My eyes flew open as Durian yanked me out of my blissful dream and back into my nightmarish reality. Standing over me were three men. Durian, Brennan, and…

Kole.

“You must be quite the rarity, my dear,” Kole said, desire bleeding from beneath his flashy clothes. “To be coveted greatly enough to provoke such violent, politically short-sighted incidents.”

I looked to Durian, sensing brewing paranoia hiding underneath his overwhelming air of victory. Everything came back to me all at once. I realized I was missing a huge gap of time in between Durian feeding from me, Rune’s shadows leaking, and my arrival back at the palace.

Rune still loved me. Which meant he’d likely fought for me.

But he’d somehow failed.

Panic seized me. Rune was the strongest vampire in Valentin. How could Durian have thwarted him?

And why was Durian’s paranoia circling me like a viper?

“Did I behave to your standards, Master?” I asked quickly.

This halted Durian, his severe features relaxing an inch. “Yes, pet.” He smiled at Kole as he spoke to me. “Kneel.”

I knelt, understanding we were in one of Durian’s studies—black walls and dark furniture accented with crimson and gold. Magick emanated from the bookshelves and several trinkets and antique weapons were strewn about.

Anger boiled in my blood, as ripe as my fear and disappointment. Somehow Rune hadn’t saved me. Was he okay? Surely Durian would be in a much different mood if he’d actually harmed Rune in a lasting way.

I was still a slave. Yet everything had changed.

I fought the urge to glare at Kole, who clearly cared so little about true diplomacy, justice, and the well-being of Valentin that he’d ridden back with the born to Durian’s palace.

My collar had been placed back on my neck.

But Rune still loved me. He’d committed violence in my name. I didn’t know how it was possible; but it was real—I’d held his heart in my palms, examined it from every reality-shattering angle.

Nothing was solved. I had a wealth of unanswered questions. But Rune had given me a lifeline, and I clenched my exhausted fists tight around it.

The whole world is doomed, Little Flame. We live and love anyway.

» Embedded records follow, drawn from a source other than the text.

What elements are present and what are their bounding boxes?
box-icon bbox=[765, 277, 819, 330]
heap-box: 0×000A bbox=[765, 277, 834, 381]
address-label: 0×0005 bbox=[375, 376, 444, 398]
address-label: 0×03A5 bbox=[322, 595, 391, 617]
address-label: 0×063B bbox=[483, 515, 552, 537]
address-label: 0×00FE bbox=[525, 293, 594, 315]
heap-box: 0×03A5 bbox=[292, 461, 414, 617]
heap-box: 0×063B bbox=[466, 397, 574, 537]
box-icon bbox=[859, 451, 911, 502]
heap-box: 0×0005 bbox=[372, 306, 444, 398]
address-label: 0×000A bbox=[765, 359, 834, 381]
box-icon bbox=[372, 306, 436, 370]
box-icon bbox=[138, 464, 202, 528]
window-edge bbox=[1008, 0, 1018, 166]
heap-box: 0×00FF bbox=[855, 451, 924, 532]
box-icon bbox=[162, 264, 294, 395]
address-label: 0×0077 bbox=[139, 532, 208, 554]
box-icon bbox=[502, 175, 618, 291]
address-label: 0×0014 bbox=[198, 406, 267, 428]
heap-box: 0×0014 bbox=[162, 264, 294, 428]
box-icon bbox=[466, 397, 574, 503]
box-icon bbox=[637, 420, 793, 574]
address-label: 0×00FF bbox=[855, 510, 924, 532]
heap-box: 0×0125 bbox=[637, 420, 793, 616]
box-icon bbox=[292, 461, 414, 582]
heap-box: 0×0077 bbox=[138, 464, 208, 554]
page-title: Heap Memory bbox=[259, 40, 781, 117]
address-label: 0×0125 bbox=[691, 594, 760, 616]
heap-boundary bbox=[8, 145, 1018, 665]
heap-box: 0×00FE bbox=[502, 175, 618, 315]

I couldn’t let the tears form. I couldn’t show an ounce of my overwhelming grief that I still sat here, kneeling before men I hated.

Durian scanned my face for evidence, and I stayed demure, feeding him back delicate strokes of his ego.

When Lillian’s vengeful spite lit up my nerves, I allowed it to break through my walls of shame.

I would fight. As I always had.

I had a home to go back to. I had friends who adored me. I saw Snow’s face, felt her arms around me as she laughed. I had…

Rune.

“Drink,” Durian commanded, bending down to shove a potion in my face. I recognized its blood replenishing magick immediately, an expensive and rare commodity.

Rune had once told me he would have to give me these so he could feed exclusively from me whenever possible.

I drank this potion for him. Rune’s achingly beautiful face was all I could see, the tips of his thorny shadow vines creeping up his neck. That dark, nearly black hair that was feather soft to the touch.

I handed the glass bottle back to my captor. When he patted my head in approval, my mind was flooded with a stomach-churning mix of satisfaction and shame. I hated the hold he had over me, despite everything he’d done.

“You are going to spend the evening with Kole, pet,” Durian said with a sigh, a dramatic air to his voice. As if he were emphasizing how difficult it would be for him to share.

I tensed. I searched his desires for wiggle room, areas for me to slither between cracks and exert my own will. But his decision had already been made. I wasn’t stupid enough to ignore Rosalind’s harsh warnings. I couldn’t afford to break the spell, to ruin the tenuous control I had over Durian by aiming too high.